Will recent dress-code changes affect the WTS negatively?

by Wonderment 32 Replies latest watchtower beliefs

  • slimboyfat
    slimboyfat

    What does its etymology matter? It means nothing to a British person. I’d literally never heard the word before. Maybe that’s just me? I guessed what it was from the context but did a google search to make sure.

    Watchtower have highlighted once again that while they can translate their message into a thousand obscure languages, including creoles, for some reason accommodating British English is either not worth the bother or is beyond them.

    Another nontrivial example is the fact that “college” was denounced for English speaking JWs on both sides of the Atlantic despite the term having a somewhat different meaning in the UK compared with the US. Little effort was made from the Watchtower, local elders were left to make sense and mop up the confusion locally.

  • careful
    careful

    The coded meaning of "conscience matter" is "we are now permitting you to do what we previously forbade."

    SBF: whether the org writers fully know it or not, "college" in American English has a wide semantic domain. One meaning = university. Another meaning, a unit within a university (e.g., the College of Medicine, the College of Fine Arts, the College of Arts and Sciences). Another meaning, an institution of higher education that is lower than a university. An example of the last is a community college. But for that first meaning: one of the Ivy League schools is Dartmouth College, a prestigious institution, a highly ranked place to go within higher education, certainly more than on par with many American universities. Ditto with long-respected liberal arts colleges such as Williams College in Mass. or Carleton College in Minn. Then there is the most respected institution of higher education in Reform Judaism (Progressive Judaism in the UK), Hebrew Union College. It's just a graduate school (post-grad in the UK). They only offer graduate degrees. One has to already have a bachelor's degree to apply there. It's still called a college, but academically, like Dartmouth, Williams, Carleton, and others, it's way up there.

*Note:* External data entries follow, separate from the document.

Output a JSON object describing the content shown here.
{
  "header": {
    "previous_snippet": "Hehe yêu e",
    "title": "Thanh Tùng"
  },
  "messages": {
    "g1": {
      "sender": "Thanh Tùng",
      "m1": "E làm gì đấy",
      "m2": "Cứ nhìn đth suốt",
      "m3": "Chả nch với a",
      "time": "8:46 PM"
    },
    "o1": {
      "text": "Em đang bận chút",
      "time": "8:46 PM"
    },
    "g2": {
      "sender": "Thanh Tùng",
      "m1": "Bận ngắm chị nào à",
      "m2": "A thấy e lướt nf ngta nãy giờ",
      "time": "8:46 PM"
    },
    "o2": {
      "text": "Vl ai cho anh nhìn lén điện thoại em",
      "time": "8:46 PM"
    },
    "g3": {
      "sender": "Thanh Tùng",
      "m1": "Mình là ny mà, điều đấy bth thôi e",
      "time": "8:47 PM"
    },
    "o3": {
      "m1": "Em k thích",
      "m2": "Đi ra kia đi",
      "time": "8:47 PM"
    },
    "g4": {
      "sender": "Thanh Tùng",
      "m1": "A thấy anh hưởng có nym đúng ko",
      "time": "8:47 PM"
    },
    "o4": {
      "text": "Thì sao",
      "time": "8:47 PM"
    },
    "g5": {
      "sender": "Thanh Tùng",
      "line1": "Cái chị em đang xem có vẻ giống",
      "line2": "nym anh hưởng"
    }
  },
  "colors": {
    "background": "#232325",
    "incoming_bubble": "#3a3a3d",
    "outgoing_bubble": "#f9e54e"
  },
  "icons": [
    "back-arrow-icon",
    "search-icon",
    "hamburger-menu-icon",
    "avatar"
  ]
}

    I suspect that the semantic domain of this word is greater in the USA than in the UK.

  • slimboyfat
    slimboyfat
    I am aware of the range of meanings of the word “college”.

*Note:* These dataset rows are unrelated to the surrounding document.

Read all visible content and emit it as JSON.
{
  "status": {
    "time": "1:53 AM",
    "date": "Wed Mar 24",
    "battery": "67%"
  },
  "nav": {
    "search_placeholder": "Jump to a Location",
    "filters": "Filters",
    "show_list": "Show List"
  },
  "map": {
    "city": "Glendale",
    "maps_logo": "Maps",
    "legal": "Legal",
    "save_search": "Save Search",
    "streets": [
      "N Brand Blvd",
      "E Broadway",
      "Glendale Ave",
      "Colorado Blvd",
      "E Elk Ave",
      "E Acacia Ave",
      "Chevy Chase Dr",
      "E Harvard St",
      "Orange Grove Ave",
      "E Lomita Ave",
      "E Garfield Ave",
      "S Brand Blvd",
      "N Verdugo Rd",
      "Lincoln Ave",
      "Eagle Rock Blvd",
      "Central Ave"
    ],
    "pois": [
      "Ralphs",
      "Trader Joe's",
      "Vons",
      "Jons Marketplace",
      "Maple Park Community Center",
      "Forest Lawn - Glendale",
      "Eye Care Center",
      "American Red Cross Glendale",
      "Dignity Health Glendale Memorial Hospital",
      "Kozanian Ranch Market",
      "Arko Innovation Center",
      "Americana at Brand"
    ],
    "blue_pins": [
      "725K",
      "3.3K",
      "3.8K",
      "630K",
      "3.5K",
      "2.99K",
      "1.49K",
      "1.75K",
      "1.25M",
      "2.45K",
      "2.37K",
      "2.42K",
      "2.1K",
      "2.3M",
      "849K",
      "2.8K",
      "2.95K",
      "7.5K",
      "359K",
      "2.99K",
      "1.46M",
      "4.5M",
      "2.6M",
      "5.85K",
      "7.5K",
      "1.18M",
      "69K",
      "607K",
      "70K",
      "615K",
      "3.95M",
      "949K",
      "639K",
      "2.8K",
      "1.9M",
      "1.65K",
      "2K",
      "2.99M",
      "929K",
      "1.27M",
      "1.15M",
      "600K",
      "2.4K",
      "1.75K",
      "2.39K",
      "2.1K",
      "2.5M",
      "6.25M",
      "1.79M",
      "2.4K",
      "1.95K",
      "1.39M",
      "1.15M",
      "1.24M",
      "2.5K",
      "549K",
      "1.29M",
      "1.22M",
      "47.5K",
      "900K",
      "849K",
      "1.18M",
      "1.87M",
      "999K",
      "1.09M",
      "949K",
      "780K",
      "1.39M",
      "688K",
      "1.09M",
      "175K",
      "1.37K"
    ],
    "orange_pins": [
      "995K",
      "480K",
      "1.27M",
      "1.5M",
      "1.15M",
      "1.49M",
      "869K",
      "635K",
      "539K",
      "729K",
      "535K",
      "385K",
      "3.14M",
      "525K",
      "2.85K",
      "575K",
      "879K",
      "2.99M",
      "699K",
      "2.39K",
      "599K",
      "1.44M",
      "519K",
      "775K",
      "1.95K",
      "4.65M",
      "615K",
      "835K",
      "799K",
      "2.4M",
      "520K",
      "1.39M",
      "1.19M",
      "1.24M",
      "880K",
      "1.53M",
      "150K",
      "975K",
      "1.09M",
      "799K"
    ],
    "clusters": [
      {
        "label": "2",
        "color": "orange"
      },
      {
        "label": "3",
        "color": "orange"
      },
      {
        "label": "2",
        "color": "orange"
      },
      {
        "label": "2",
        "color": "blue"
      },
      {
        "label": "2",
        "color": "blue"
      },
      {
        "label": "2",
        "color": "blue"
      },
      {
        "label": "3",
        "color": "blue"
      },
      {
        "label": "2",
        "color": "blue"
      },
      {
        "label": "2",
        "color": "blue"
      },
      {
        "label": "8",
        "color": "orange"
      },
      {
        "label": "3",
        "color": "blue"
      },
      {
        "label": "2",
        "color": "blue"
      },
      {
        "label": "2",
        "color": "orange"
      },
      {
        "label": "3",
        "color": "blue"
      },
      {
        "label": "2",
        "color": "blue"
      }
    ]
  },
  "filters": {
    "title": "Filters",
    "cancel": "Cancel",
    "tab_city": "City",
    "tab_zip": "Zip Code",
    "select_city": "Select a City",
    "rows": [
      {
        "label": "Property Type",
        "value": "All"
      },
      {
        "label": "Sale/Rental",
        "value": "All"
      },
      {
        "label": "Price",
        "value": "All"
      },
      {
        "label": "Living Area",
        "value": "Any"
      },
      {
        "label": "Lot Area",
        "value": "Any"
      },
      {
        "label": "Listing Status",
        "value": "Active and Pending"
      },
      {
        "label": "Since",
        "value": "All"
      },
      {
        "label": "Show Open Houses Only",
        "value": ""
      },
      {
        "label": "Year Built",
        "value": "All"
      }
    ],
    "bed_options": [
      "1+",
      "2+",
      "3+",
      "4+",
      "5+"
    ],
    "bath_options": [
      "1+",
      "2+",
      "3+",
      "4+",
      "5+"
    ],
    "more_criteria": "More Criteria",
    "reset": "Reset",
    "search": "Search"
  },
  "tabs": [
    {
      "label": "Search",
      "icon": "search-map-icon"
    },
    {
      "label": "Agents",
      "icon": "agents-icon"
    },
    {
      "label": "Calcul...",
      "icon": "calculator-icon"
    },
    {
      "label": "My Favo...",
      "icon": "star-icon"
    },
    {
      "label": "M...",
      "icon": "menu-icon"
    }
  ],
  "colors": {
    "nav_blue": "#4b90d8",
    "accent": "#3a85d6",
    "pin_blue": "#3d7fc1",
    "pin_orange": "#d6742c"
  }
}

    The point is that in the UK “going to college” most often implies precisely not going to university but doing a short course at a small institution instead. (“Johnny didn’t make it into university, he’s doing a college course instead.”) So when Watchtower told young British JWs not to go college but that they could do short vocational training instead it sounded like they were saying they should eat apples but not eat fruit. The Watchtower made no effort to acknowledge the confusion this terminology could cause British JWs.